Ах, эти толстовские черновики! Какая это великая школа для
Раз у Толстого была какая-то очень спешная работа. Он попросил своих гостей помочь ему закончить ее. «Нас рассадили по парочкам, – рассказывает его старый друг, графиня Александра Андреевна Толстая, – на отдельных столах, каждую даму с кавалером. Составилось шесть пар. Мне достался A. M. Кузминский, и мы сидели отдельно в маленькой гостиной, другие же все в большом зале. Он диктовал, а я писала. Совсем неожиданно вдруг стали попадаться такие неуклюжие фразы, что я невольно вспомнила „непроходимые болота“, как выразился раз о Толстом Тургенев, и не могла решиться ни переступить болота, ни передать печати в этом виде; Кузминский, хотя и согла шался со мной, но считал невозможным простым смертным поправлять Толстого…
И, наконец, начало великого произведения появилось в печати, и – заговорила критика. Без скрежета зубовного и без смеха нельзя теперь читать все эти пошлости, которые были обрушены присяжными критиками на гениальное произведение. Вот несколько из этих выпадов, подписанных тогда известными, а теперь совершенно забытыми именами.
«Если бы к слабой опытной мудрости гр. Толстого придать силу таланта Шекспира или даже Байрона, – вещает г. Шелгунов, – то, конечно, на земле не нашлось бы такого сильного проклятия, которое бы следовало на него обрушить». Другой газетный пророк старается: «… Благодаря отсутствию всякого плана и всякой логической концепции между рассказываемыми событиями, роман Толстого можно разогнать не на четыре, а на двадцать четыре тома. Хватит ли только у публики терпения дождаться конца? А гр. Толстой, кажется, не намерен церемониться и, как слышно, написал уже пятый том…». Еще бессмысленнее и грубее выпад другого такого же наставника: «В том виде, как роман написан, он представляет ряд возмутительных, грязных сцен, которых смысл и значение явно не понимаются автором. Он в таком умилении от своих героев, что ему кажется каждый их поступок, каждое их слово интересным: на этих страницах видишь уже не героев, а умиление самого автора, восхищающегося людьми, которых вид заставляет содрогаться от ужаса и негодования… С начала до конца у гр. Толстого восхваляются буйства, грубость и глупость. При чтении военных сцен романа постоянно кажется, что ограниченный, но речистый унтер-офицер рассказывает о своих впечатлениях в глухой и наивной деревне. Невозможно не чувствовать однако же, что тут и рассказчик, и слушатели совсем другие, поэтому рассказ беспрерывно и больно задевает, как те фальшивые ноты, которые заставляют судорожно искажать лицо и скрежетать зубами». И даже знаменитый М. Е. Салтыков-Щедрин, который думал, что обличения помпадуров-губернаторов есть очень важное общественное дело, размахнулся по «Войне и миру» и заявил, что эта книга напоминает ему болтовню бабушек и нянюшек…
Были, конечно, и похвальные, и даже восторженные отзывы, но и они, в общем, были поверхностны и далеко не ухватили огромного значения для русской литературы и жизни этого произведения, которое они пытались «истолковать». Тем из критиков, которые, в качестве знатоков дела, развязно заявляли, что это даже и не роман совсем, Толстой с величайшим достоинством, заслуживающим всякого подражания, говорил: «Не роман?
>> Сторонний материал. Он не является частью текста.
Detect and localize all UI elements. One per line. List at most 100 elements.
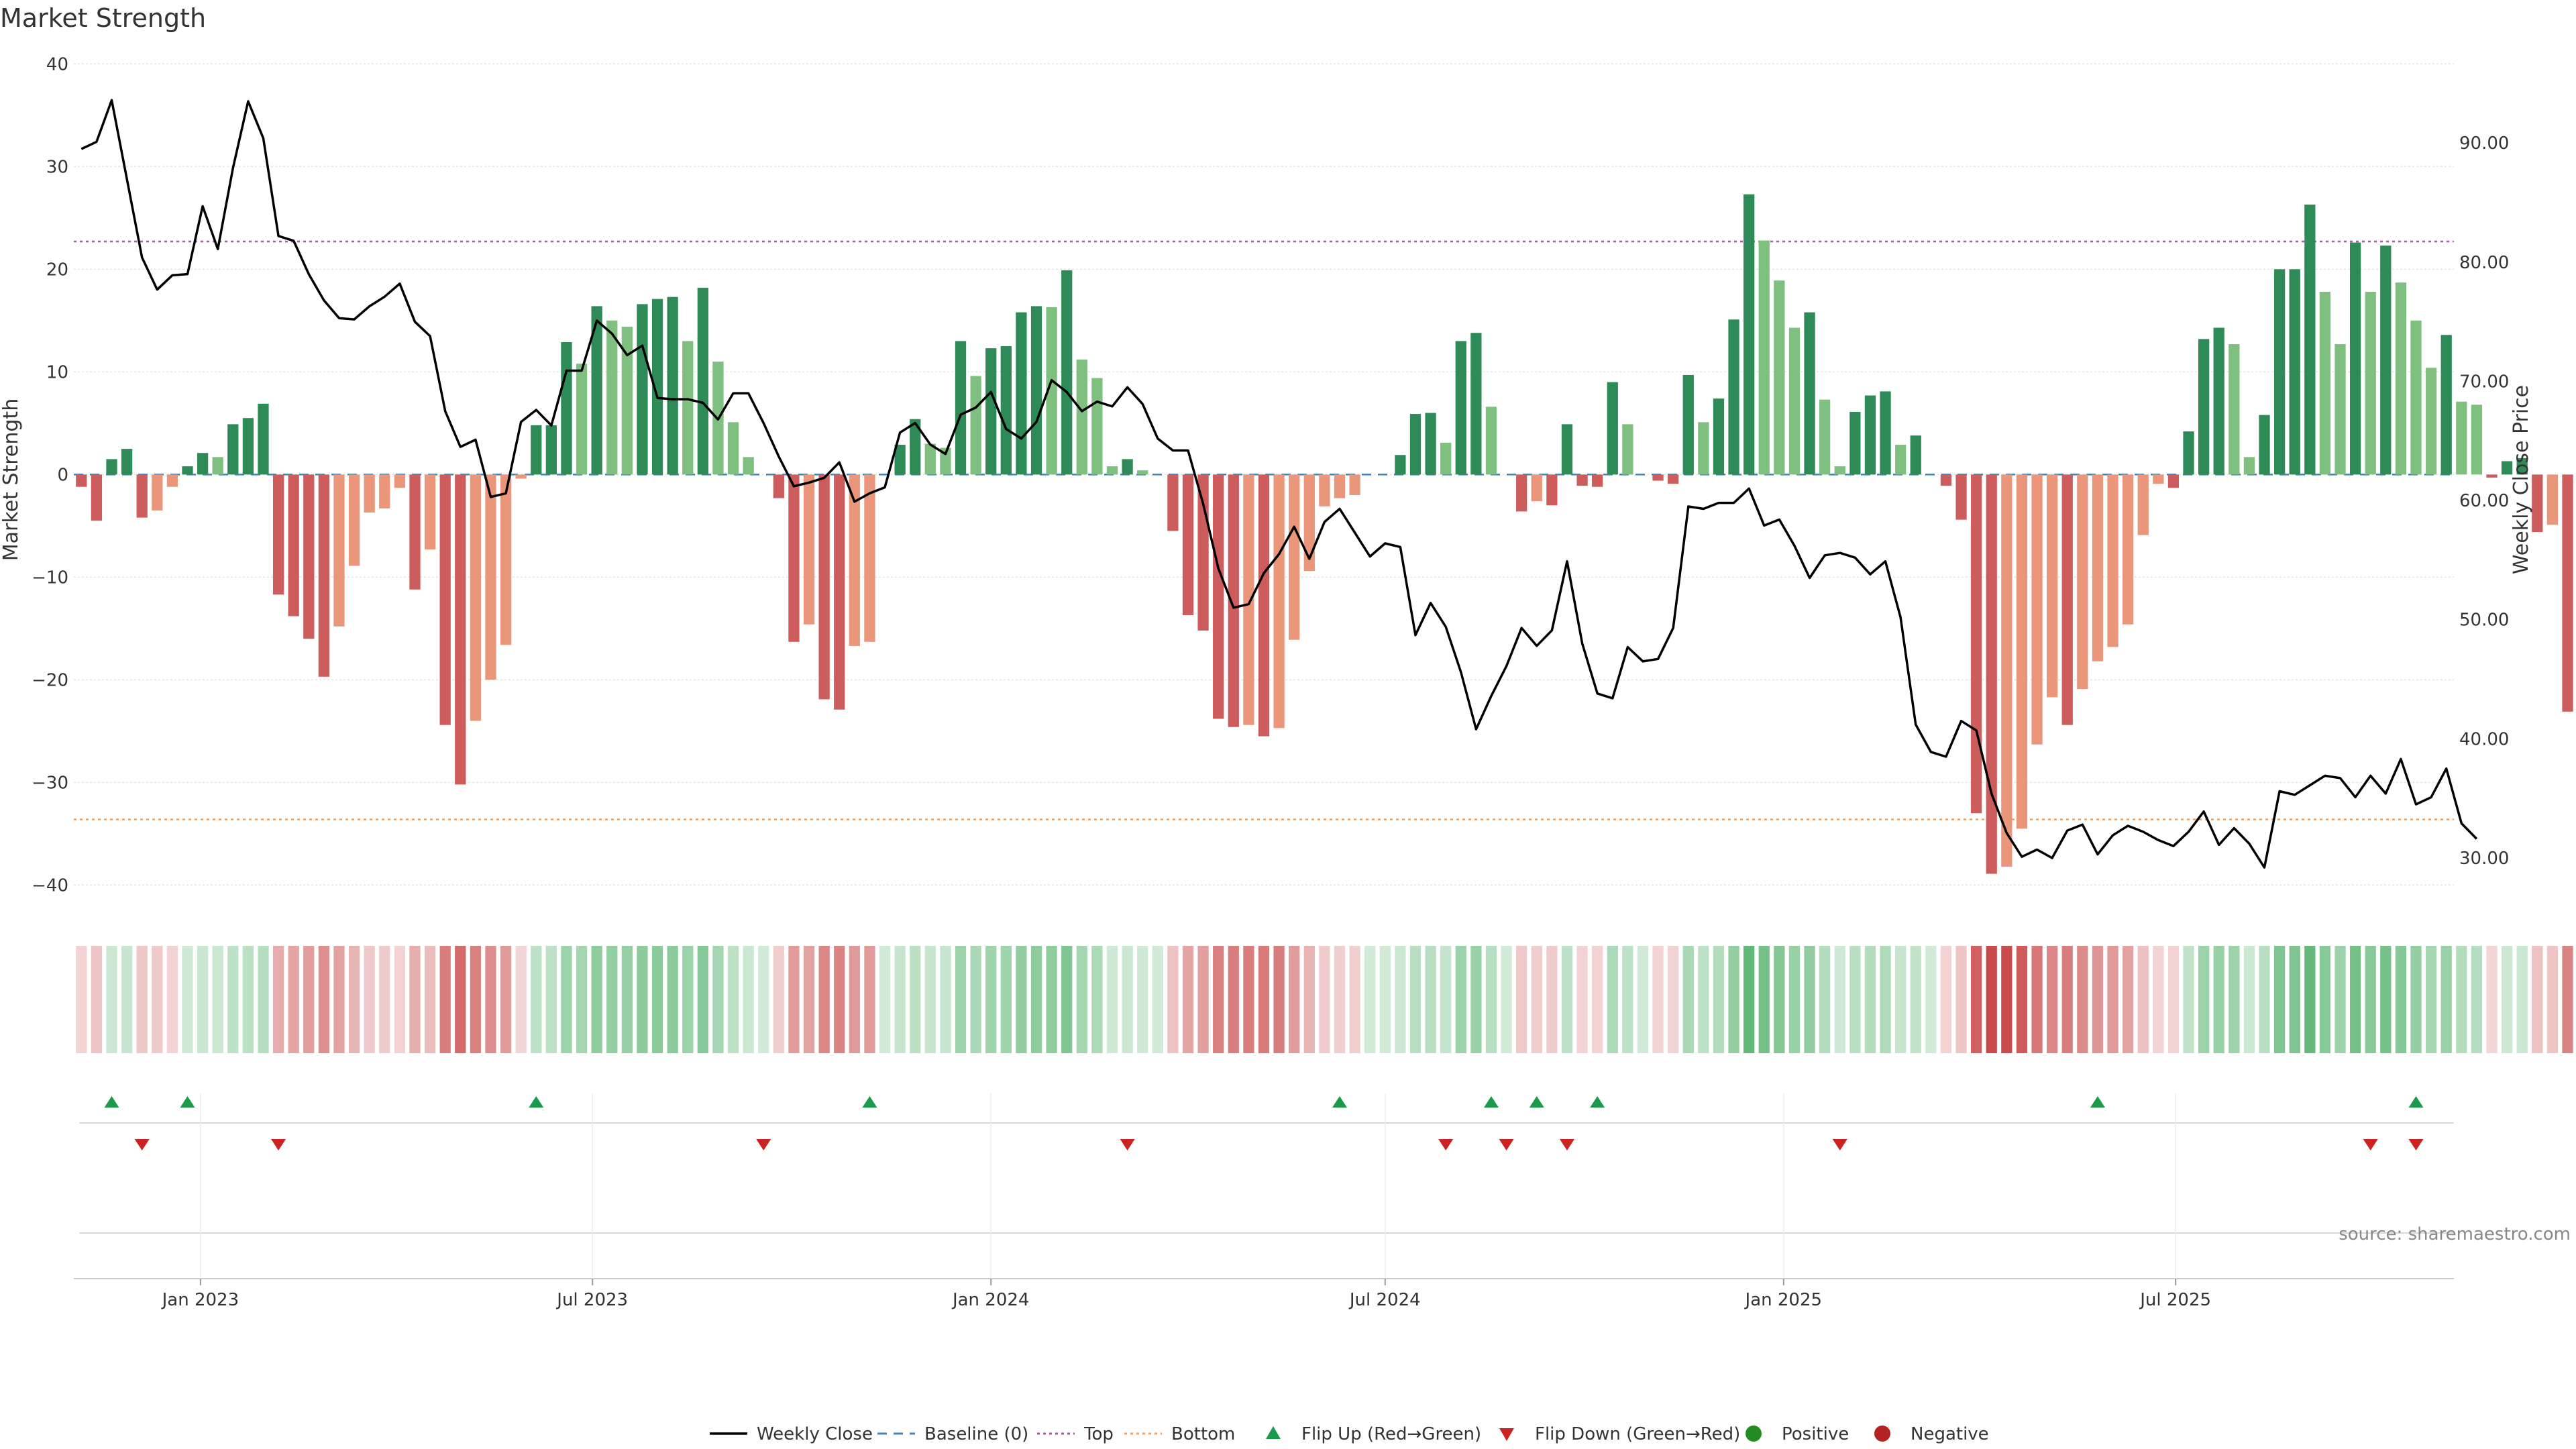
heat-cell: [1940, 946, 1952, 1053]
legend-label: Bottom: [1171, 1424, 1235, 1444]
strength-bar: [424, 474, 436, 550]
heat-cell: [121, 946, 133, 1053]
strength-bar: [985, 348, 997, 475]
heat-cell: [1137, 946, 1148, 1053]
strength-bar: [2122, 474, 2134, 625]
strength-bars: [76, 194, 2573, 874]
strength-bar: [2137, 474, 2149, 535]
heat-cell: [1319, 946, 1330, 1053]
strength-bar: [1213, 474, 1224, 719]
right-tick-label: 30.00: [2459, 849, 2509, 869]
flip-down-marker: [2408, 1139, 2424, 1150]
strength-bar: [667, 297, 678, 475]
heat-cell: [1713, 946, 1725, 1053]
heat-cell: [1622, 946, 1633, 1053]
heat-cell: [409, 946, 421, 1053]
heat-cell: [2395, 946, 2407, 1053]
strength-bar: [348, 474, 360, 566]
heat-cell: [2183, 946, 2194, 1053]
heat-cell: [849, 946, 860, 1053]
strength-bar: [818, 474, 830, 700]
heat-cell: [1607, 946, 1618, 1053]
flip-up-marker: [862, 1096, 877, 1108]
heat-cell: [2092, 946, 2104, 1053]
left-tick-label: −10: [32, 568, 68, 588]
strength-bar: [1910, 435, 1921, 475]
flip-up-marker: [1483, 1096, 1499, 1108]
heat-cell: [1061, 946, 1073, 1053]
flip-down-marker: [1438, 1139, 1454, 1150]
strength-bar: [1122, 459, 1133, 475]
strength-bar: [1106, 466, 1118, 475]
x-tick-label: Jan 2025: [1744, 1290, 1823, 1310]
strength-bar: [2440, 335, 2452, 475]
x-tick-label: Jul 2025: [2139, 1290, 2211, 1310]
legend-triangle-up-swatch: [1266, 1426, 1281, 1439]
strength-bar: [333, 474, 345, 627]
strength-bar: [2153, 474, 2164, 484]
heat-cell: [272, 946, 284, 1053]
strength-bar: [2077, 474, 2088, 690]
legend-item: Bottom: [1124, 1424, 1235, 1444]
chart-title: Market Strength: [0, 3, 206, 33]
flip-up-marker: [2408, 1096, 2424, 1108]
strength-bar: [455, 474, 466, 785]
legend-label: Top: [1083, 1424, 1114, 1444]
strength-bar: [2532, 474, 2543, 533]
heat-cell: [2243, 946, 2255, 1053]
x-tick-label: Jan 2024: [951, 1290, 1030, 1310]
strength-bar: [76, 474, 87, 487]
source-label: source: sharemaestro.com: [2339, 1224, 2571, 1244]
heat-cell: [1637, 946, 1649, 1053]
left-tick-label: −40: [32, 875, 68, 896]
right-tick-label: 80.00: [2459, 253, 2509, 273]
strength-bar: [106, 459, 117, 475]
heat-cell: [2259, 946, 2270, 1053]
strength-bar: [545, 425, 557, 475]
flip-down-marker: [271, 1139, 286, 1150]
legend-label: Flip Down (Green→Red): [1535, 1424, 1740, 1444]
strength-bar: [1334, 474, 1346, 498]
strength-bar: [2183, 431, 2194, 475]
legend-label: Flip Up (Red→Green): [1301, 1424, 1481, 1444]
heat-cell: [1774, 946, 1785, 1053]
legend-circle-swatch: [1746, 1426, 1762, 1442]
strength-bar: [682, 341, 694, 475]
flip-up-marker: [1529, 1096, 1544, 1108]
strength-bar: [136, 474, 148, 518]
heat-cell: [166, 946, 178, 1053]
heat-cell: [1349, 946, 1360, 1053]
heat-cell: [682, 946, 694, 1053]
strength-heat-strip: [76, 946, 2573, 1053]
strength-bar: [803, 474, 815, 625]
strength-bar: [2273, 269, 2286, 475]
heat-cell: [2304, 946, 2316, 1053]
heat-cell: [2532, 946, 2543, 1053]
heat-cell: [1834, 946, 1845, 1053]
flip-down-marker: [756, 1139, 771, 1150]
heat-cell: [1016, 946, 1027, 1053]
strength-bar: [2107, 474, 2118, 647]
heat-cell: [1592, 946, 1603, 1053]
heat-cell: [2425, 946, 2437, 1053]
strength-bar: [515, 474, 527, 479]
heat-cell: [2380, 946, 2392, 1053]
strength-bar: [2167, 474, 2180, 488]
strength-bar: [2395, 282, 2407, 475]
heat-cell: [637, 946, 648, 1053]
strength-bar: [1834, 466, 1845, 475]
strength-bar: [152, 474, 163, 511]
legend-item: Weekly Close: [710, 1424, 873, 1444]
strength-bar: [1228, 474, 1239, 727]
strength-bar: [1395, 455, 1406, 475]
heat-cell: [288, 946, 299, 1053]
heat-cell: [227, 946, 239, 1053]
heat-cell: [1091, 946, 1103, 1053]
heat-cell: [394, 946, 406, 1053]
strength-bar: [1030, 306, 1042, 475]
heat-cell: [1516, 946, 1527, 1053]
heat-cell: [1182, 946, 1194, 1053]
flip-up-marker: [2090, 1096, 2105, 1108]
strength-bar: [1000, 346, 1012, 475]
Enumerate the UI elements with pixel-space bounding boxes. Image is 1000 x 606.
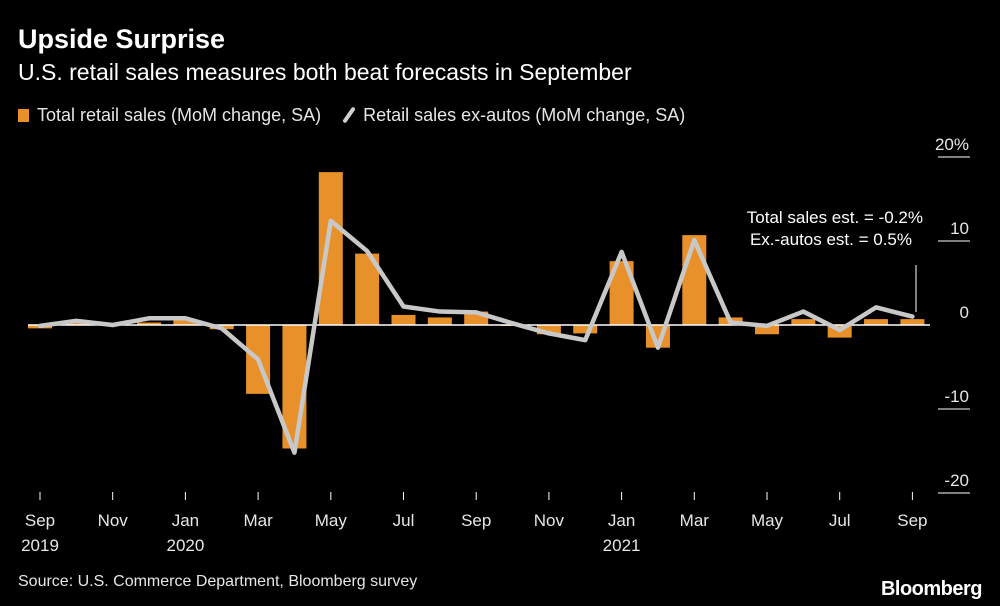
x-tick-label-2: Jan	[172, 511, 199, 530]
y-tick-label-2: 0	[960, 303, 969, 322]
y-tick-label-1: 10	[950, 219, 969, 238]
y-tick-label-0: 20%	[935, 135, 969, 154]
bar-1	[64, 322, 89, 325]
x-tick-label-12: Sep	[897, 511, 927, 530]
bar-24	[900, 319, 925, 325]
x-tick-year-0: 2019	[21, 536, 59, 555]
x-tick-label-8: Jan	[608, 511, 635, 530]
ex-autos-line	[37, 218, 915, 455]
bar-8	[318, 172, 343, 325]
legend-bar-swatch	[18, 108, 29, 122]
bar-14	[536, 325, 561, 335]
bar-4	[173, 319, 198, 325]
chart-subtitle: U.S. retail sales measures both beat for…	[18, 59, 632, 85]
annotation-ex-autos-est: Ex.-autos est. = 0.5%	[750, 230, 912, 249]
bar-21	[791, 319, 816, 325]
x-tick-label-1: Nov	[98, 511, 129, 530]
legend: Total retail sales (MoM change, SA) Reta…	[18, 104, 685, 126]
bar-23	[864, 319, 889, 325]
legend-label-ex-autos: Retail sales ex-autos (MoM change, SA)	[363, 104, 686, 125]
bar-15	[573, 325, 598, 334]
chart-title: Upside Surprise	[18, 24, 226, 54]
legend-label-total: Total retail sales (MoM change, SA)	[37, 104, 322, 125]
y-tick-label-4: -20	[944, 471, 969, 490]
x-tick-label-3: Mar	[243, 511, 273, 530]
bar-10	[391, 314, 416, 325]
x-tick-year-2: 2020	[166, 536, 204, 555]
bloomberg-logo: Bloomberg	[880, 578, 983, 600]
annotation-total-est: Total sales est. = -0.2%	[747, 208, 923, 227]
x-tick-label-10: May	[751, 511, 784, 530]
bar-3	[137, 322, 162, 325]
bar-11	[427, 317, 452, 325]
x-tick-label-5: Jul	[393, 511, 415, 530]
x-tick-label-7: Nov	[534, 511, 565, 530]
bar-20	[755, 325, 779, 335]
x-tick-label-0: Sep	[25, 511, 55, 530]
x-tick-label-11: Jul	[829, 511, 851, 530]
x-tick-label-6: Sep	[461, 511, 491, 530]
source-note: Source: U.S. Commerce Department, Bloomb…	[18, 573, 418, 590]
x-tick-year-8: 2021	[603, 536, 641, 555]
bar-18	[682, 235, 707, 325]
x-tick-label-9: Mar	[680, 511, 710, 530]
y-tick-label-3: -10	[944, 387, 969, 406]
x-tick-label-4: May	[315, 511, 348, 530]
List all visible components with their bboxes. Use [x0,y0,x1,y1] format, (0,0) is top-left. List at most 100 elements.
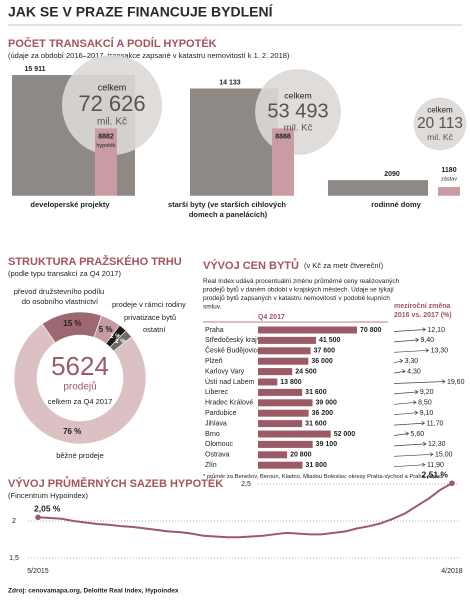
city-label: Ostrava [205,452,230,459]
change-arrow [393,420,426,426]
price-label: 31 600 [305,420,327,427]
mortgage-note: hypoték [96,143,116,149]
bubble-label: celkem [284,90,312,100]
city-label: Plzeň [205,358,223,365]
category-label: developerské projekty [30,200,110,209]
end-point [449,480,455,487]
bubble-value: 72 626 [78,91,145,116]
volume-bubble [62,55,162,155]
change-label: 12,10 [427,327,445,334]
bubble-unit: mil. Kč [427,132,453,142]
transactions-label: 2090 [384,171,400,178]
x-tick-label: 4/2018 [441,568,463,575]
change-label: 9,20 [420,389,434,396]
y-tick-label: 1,5 [9,555,19,562]
column-label: Q4 2017 [258,314,285,321]
price-bar [258,388,303,396]
price-bar [258,368,293,376]
price-label: 24 500 [295,368,317,375]
section-title: STRUKTURA PRAŽSKÉHO TRHU [8,255,182,268]
city-label: Praha [205,327,224,334]
city-label: Jihlava [205,420,227,427]
change-label: 9,10 [420,410,434,417]
bubble-value: 20 113 [417,115,463,132]
transactions-label: 14 133 [219,79,241,86]
point-label: 2,51 % [422,470,449,480]
segment-label: ostatní [143,325,166,334]
mortgage-bar [438,187,460,196]
price-label: 36 000 [311,358,333,365]
city-label: Hradec Králové [205,400,253,407]
price-label: 41 500 [319,337,341,344]
change-arrow [393,462,426,468]
bubble-unit: mil. Kč [97,117,127,128]
center-value: 5624 [51,351,109,381]
segment-value: 2 % [115,339,126,345]
price-label: 36 200 [312,410,334,417]
change-arrow [393,452,434,457]
city-label: Liberec [205,389,228,396]
section-title: VÝVOJ PRŮMĚRNÝCH SAZEB HYPOTÉK [8,476,223,490]
price-bar [258,461,303,469]
rate-line [37,482,453,539]
note: Real Index udává procentuální změnu prům… [203,277,401,311]
change-arrow [393,441,427,447]
footnote: * průměr za Benešov, Beroun, Kladno, Mla… [203,473,443,480]
change-label: 11,90 [427,462,444,469]
price-label: 13 800 [280,379,302,386]
price-label: 20 800 [290,452,312,459]
change-arrow [393,389,419,395]
price-bar [258,326,357,334]
section-title: POČET TRANSAKCÍ A PODÍL HYPOTÉK [8,37,217,50]
change-label: 19,60 [447,379,465,386]
city-label: Olomouc [205,441,234,448]
price-bar [258,440,313,448]
change-label: 11,70 [426,420,443,427]
bubble-unit: mil. Kč [284,123,313,134]
end-point [35,514,41,521]
section-subtitle: (Fincentrum Hypoindex) [8,491,89,500]
bubble-label: celkem [427,105,453,114]
change-arrow [393,358,404,364]
city-label: Ústí nad Labem [205,377,255,386]
mortgage-bar [272,128,294,196]
price-bar [258,357,309,365]
segment-label: prodeje v rámci rodiny [112,300,186,309]
city-label: Středočeský kraj* [205,337,260,344]
donut-segment [13,323,147,445]
city-label: Zlín [205,462,217,469]
mortgage-label: 8888 [275,133,291,140]
change-label: 8,50 [418,400,432,407]
mortgage-note: zástav [441,176,457,182]
segment-value: 15 % [63,319,81,328]
section-subtitle: (podle typu transakcí za Q4 2017) [8,269,121,278]
x-tick-label: 5/2015 [27,568,49,575]
price-bar [258,378,278,386]
segment-label: běžné prodeje [56,451,104,460]
source: Zdroj: cenovamapa.org, Deloitte Real Ind… [8,588,179,595]
change-label: 3,30 [405,358,419,365]
price-label: 39 100 [316,441,338,448]
price-label: 37 600 [314,348,336,355]
city-label: Karlovy Vary [205,368,245,375]
change-label: 5,60 [411,431,425,438]
point-label: 2,05 % [34,504,61,514]
city-label: Pardubice [205,410,237,417]
page-title: JAK SE V PRAZE FINANCUJE BYDLENÍ [8,4,274,20]
price-bar [258,420,303,428]
price-label: 39 000 [316,400,338,407]
change-arrow [393,410,419,416]
change-label: 9,40 [420,337,434,344]
price-bar [258,409,309,417]
transactions-bar [328,180,428,196]
price-label: 31 800 [305,462,327,469]
center-note: celkem za Q4 2017 [48,397,113,406]
change-arrow [393,400,417,405]
change-arrow [393,368,406,374]
price-label: 70 800 [360,327,382,334]
price-bar [258,399,313,407]
mortgage-label: 8882 [98,133,114,140]
section-title: VÝVOJ CEN BYTŮ [203,258,299,272]
bubble-value: 53 493 [267,100,328,122]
Прекрасно. Но и „Мертвые души“ Гоголя не роман, и „Записки из мертвого дома“ Достоевского не роман, – так что же? Если это не роман, то это та форма, в которой мне заблагорассудилось высказать то, что я хотел высказать…»
Если толстовские черновики лучшая из школ для всякого писателя, то точно так же исторический обзор критической литературы о его первых трудах тоже школа для них, и школа совершенно необходимая. Без смеха и отвращения нельзя читать всю эту стряпню. Во всяком случае, молодой автор, ознакомившись с деятельностью критики на примере хотя бы одного Толстого, хорошо сделает, если не будет собирать о себе газетных вырезок. Лучший девиз для него, единственно верное правило, это: будь верен самому себе и – никого не слушай. Толстой пошел как раз этим путем и, может быть, отчасти поэтому и стал Толстым.